1)    On day 1 when the baby generally sleeps all day, avoid sitting around staring at it and telling yourself and your partner how good you are. Chuck and Mrs Long made this mistake, coasting along for over 36 hours on pure adrenalin and no sleep. When the spawn shook off her birthing hangover and decided that it was time to get it on, the Longs were already behind the 8 ball in the sleep stakes. Get some shuteye on day 1!

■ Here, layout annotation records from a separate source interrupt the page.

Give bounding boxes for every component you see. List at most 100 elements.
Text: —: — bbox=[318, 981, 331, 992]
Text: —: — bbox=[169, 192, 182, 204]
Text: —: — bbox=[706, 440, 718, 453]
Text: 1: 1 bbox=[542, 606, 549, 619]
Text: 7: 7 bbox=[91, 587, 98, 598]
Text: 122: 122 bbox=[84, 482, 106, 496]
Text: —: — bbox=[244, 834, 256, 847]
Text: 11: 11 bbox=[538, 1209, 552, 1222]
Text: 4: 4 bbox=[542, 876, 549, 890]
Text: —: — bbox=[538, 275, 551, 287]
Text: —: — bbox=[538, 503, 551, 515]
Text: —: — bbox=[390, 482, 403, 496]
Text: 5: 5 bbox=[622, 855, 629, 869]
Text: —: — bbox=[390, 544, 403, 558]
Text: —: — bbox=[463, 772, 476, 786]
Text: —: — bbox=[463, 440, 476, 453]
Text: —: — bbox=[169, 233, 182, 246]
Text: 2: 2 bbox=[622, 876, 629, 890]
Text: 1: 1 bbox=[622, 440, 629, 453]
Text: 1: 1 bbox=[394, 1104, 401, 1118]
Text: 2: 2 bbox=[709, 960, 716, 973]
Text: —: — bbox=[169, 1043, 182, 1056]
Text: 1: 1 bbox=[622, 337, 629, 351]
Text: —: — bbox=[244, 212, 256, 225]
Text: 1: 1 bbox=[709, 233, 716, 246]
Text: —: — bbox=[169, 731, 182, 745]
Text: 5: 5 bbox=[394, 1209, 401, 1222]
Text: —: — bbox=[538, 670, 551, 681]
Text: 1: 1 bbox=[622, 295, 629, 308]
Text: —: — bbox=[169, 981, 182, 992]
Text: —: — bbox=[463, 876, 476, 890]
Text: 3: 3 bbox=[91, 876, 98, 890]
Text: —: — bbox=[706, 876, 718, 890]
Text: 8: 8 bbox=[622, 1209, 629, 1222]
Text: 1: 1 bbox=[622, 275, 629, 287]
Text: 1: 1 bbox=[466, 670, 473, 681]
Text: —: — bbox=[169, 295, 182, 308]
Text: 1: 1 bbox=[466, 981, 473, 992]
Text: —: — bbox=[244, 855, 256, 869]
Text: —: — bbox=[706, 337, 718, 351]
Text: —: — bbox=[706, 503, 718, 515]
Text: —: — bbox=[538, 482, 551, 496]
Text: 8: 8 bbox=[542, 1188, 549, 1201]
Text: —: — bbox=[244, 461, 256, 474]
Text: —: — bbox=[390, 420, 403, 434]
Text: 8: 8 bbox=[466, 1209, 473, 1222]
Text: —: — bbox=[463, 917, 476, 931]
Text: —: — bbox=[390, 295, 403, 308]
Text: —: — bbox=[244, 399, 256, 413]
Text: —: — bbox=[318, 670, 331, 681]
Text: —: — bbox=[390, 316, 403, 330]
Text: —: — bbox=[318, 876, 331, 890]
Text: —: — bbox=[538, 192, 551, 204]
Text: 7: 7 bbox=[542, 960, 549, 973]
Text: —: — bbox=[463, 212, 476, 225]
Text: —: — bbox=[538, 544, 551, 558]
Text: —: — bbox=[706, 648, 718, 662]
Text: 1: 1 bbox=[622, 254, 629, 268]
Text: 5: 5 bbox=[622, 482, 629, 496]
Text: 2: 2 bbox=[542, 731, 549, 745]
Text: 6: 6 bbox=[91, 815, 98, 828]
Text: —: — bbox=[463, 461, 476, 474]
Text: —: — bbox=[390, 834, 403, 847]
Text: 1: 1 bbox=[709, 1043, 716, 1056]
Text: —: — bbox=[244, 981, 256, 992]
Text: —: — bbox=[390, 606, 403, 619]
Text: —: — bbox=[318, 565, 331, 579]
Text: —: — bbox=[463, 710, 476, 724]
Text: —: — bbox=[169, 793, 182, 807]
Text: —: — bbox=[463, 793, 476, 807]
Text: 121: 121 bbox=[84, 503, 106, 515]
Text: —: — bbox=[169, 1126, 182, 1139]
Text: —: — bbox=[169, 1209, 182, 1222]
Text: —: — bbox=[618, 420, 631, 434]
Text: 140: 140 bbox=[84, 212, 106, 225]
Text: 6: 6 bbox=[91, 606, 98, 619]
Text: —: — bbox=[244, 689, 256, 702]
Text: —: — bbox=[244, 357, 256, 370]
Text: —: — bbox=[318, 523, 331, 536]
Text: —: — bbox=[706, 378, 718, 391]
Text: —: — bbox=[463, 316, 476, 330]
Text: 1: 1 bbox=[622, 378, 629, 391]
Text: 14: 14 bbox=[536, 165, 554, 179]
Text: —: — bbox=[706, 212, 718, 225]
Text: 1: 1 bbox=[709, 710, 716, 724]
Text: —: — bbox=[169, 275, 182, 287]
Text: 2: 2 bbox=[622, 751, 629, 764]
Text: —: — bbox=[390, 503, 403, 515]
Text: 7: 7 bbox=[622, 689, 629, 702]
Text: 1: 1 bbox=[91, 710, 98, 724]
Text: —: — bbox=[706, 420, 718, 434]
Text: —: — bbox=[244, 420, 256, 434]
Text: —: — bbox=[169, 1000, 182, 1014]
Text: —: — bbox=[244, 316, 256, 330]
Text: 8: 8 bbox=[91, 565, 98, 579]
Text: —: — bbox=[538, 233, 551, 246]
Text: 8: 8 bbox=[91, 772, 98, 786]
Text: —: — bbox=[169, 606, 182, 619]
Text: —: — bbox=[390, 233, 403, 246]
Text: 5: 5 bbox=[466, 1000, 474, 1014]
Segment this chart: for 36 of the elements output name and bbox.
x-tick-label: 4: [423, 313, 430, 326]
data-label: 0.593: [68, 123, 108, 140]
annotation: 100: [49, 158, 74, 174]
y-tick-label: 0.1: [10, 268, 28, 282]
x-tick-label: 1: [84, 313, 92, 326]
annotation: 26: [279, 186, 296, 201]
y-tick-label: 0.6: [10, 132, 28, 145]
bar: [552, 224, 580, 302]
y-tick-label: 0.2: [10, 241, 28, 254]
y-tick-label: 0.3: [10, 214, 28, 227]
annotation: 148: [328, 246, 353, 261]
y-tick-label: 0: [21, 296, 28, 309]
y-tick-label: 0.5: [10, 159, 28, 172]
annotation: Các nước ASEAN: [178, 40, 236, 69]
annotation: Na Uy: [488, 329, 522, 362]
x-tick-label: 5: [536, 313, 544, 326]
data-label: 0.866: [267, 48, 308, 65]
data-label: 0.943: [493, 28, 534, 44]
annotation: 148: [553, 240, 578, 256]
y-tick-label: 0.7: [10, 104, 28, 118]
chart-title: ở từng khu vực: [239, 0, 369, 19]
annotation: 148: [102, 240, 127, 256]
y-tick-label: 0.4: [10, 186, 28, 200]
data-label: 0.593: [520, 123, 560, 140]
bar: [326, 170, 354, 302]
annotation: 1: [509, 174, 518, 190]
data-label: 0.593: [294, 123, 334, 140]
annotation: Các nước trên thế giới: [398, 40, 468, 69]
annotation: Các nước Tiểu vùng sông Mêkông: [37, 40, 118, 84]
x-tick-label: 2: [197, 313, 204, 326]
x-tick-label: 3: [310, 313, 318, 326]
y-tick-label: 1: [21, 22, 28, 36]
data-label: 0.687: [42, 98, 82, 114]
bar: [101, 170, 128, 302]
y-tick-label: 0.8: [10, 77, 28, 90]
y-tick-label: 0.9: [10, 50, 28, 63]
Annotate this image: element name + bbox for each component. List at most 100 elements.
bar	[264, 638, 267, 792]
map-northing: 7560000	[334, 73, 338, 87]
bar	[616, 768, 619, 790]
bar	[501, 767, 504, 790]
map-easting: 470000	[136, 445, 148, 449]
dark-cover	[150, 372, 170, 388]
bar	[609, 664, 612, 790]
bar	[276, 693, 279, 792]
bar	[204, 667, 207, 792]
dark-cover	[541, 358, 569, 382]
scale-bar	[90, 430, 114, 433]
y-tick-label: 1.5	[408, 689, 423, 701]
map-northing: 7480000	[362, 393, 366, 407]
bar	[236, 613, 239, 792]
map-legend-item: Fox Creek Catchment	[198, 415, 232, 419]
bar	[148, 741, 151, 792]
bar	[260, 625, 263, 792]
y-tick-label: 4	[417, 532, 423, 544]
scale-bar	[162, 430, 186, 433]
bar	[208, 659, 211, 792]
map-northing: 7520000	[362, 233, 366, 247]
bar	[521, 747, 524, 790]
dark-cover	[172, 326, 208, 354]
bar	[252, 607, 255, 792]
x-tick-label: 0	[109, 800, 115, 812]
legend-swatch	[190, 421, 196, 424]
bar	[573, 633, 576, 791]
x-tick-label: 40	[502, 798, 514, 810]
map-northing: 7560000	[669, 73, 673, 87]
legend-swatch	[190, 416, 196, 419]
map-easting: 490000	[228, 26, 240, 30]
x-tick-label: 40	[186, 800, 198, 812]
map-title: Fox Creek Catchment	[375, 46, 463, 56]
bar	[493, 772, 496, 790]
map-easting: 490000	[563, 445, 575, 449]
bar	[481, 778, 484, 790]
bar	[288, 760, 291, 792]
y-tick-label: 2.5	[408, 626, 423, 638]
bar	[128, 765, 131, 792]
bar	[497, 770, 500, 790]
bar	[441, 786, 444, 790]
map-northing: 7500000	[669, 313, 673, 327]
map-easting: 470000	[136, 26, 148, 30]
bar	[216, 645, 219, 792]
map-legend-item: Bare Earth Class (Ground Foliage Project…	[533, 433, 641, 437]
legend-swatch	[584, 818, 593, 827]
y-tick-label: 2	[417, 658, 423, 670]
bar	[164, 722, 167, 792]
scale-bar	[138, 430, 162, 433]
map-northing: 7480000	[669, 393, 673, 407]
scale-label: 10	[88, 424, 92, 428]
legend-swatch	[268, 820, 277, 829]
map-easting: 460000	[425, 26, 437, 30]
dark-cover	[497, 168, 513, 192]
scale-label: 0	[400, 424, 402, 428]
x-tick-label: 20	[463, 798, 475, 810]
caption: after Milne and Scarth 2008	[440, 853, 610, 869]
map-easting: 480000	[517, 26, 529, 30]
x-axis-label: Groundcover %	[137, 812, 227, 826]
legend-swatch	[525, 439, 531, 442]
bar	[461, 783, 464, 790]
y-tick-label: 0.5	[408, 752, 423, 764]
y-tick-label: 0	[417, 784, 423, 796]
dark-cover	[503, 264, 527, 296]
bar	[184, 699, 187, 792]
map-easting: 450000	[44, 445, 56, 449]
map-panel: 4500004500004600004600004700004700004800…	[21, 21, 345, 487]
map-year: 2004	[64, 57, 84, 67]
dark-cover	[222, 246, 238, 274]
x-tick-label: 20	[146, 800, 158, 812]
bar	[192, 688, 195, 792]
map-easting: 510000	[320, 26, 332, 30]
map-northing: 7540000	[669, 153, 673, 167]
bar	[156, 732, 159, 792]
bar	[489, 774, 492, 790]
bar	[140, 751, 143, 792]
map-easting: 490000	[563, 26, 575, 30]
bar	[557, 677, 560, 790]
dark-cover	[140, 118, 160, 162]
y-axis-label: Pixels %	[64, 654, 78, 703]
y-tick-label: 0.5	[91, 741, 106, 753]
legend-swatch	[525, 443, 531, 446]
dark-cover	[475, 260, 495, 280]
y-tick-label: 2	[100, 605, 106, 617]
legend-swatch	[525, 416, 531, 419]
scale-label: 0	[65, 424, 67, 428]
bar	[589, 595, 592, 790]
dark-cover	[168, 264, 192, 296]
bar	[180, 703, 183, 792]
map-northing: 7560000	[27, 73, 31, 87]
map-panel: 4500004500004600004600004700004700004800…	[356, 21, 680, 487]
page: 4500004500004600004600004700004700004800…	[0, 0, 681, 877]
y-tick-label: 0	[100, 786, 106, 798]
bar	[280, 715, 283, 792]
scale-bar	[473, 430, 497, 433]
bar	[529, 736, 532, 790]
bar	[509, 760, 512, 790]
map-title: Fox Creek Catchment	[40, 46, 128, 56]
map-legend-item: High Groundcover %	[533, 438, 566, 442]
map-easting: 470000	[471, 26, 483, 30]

2)    Sleep when the baby sleeps. It’s easy to think that you’ll do a spot of house keeping, hit the shops or write an awesome blog post when the baby sleeps. Fuck that, get your rest. Waking up after an hours power nap when your body really needs a solid 12 hours isn’t easy but you’ll appreciate it at 4am when your kid has unloaded a mega dump in its nappy.

In light of this sleep deprivation, Chuck will be keeping today’s post brief!

Hospital food is legitimately atrocious. One of the true blessings of private health care in Australia is that partners were able to sleep over at the hospital. 3 times per day, however a tray would be wheeled in and placed in front of Mrs Long. Initially Chuck was perturbed that he’d have to head out for meals each day – until Mrs Long lifted the lid and revealed what was on offer.  Seriously, is it that hard to cook baked beans? If Chuck tried to eat what was offered up his bowels would have locked up and required intravenous Metamucil.
While it is impractical to cater in food for the partner, all husbands should do some hard-core scouting and locate decent eateries so that your not camped in the hotel café or scavenging off your partners slop tray.

Finally, be careful what you listen to at the hospital. Chuck doesn’t mean that you should elbow the obstetrician out of the way mid delivery and take control of proceedings, but once the baby is out take everyone’s advice on board and then do what works for you. Chuck and Mrs Long had 4 midwives who rotated through the shifts. 2 were absolutely sensational and seemed totally dialled in to what they were doing. Unfortunately one was fixated on numbers. “how many poos, how many wees, how many feeds?” and less interested in what was actually going on. This was never more obvious than on day 2 when Mrs Long’s milk had yet to come in. The spawn still needs to gobble up the colostrums (oily substance that precedes the breast milk) and quickly latches onto the boob. What Chuck and Mrs Long didn’t realise was that babies reflexively suckle. On top of this, the Longs weren’t overly knowledgeable on the art of settling.

All of this lead to the baby feeding, then being unsettled and then being put back on the tit (since it was assumed that’s it was still hungry). When Chuck inquired about the length of the feed, the number cruncher stated that it was fine to keep her on the nipple. An interesting side note to this situation is the strength of the babies suck reflex. Chuck tossed his finger into the mouth in an effort to subdue the baby and was stunned at the sheer force behind the suck; it was like having your finger chewed on by Jaws – the metal-mouthed villain from James Bond (picture above). Hopefully this is a skill that rapidly diminishes as Chuck’s little girl gets older!

Anyway after 3 hours Mrs Long was in visible discomfort and absolutely knackered. When the baby was removed, her nipples resembled the chum thrown into the water when hunting great white sharks. They had been eviscerated. Mrs Long knew that she was in trouble when she saw the blood coursing off them. Needless to say the next 2 days were spent expressing milk to give the nipples some time to recuperate.

Fortunately this happened early in the piece and Chuck was able to deftly ignore any and all advice that the number cruncher dispensed for the remainder of the stay in the hospital.  Her attention was easily diverted by keeping Mrs Longs nipples out of sight and by the elaborate pie charts that Chuck had created to show poos, wees and feeds.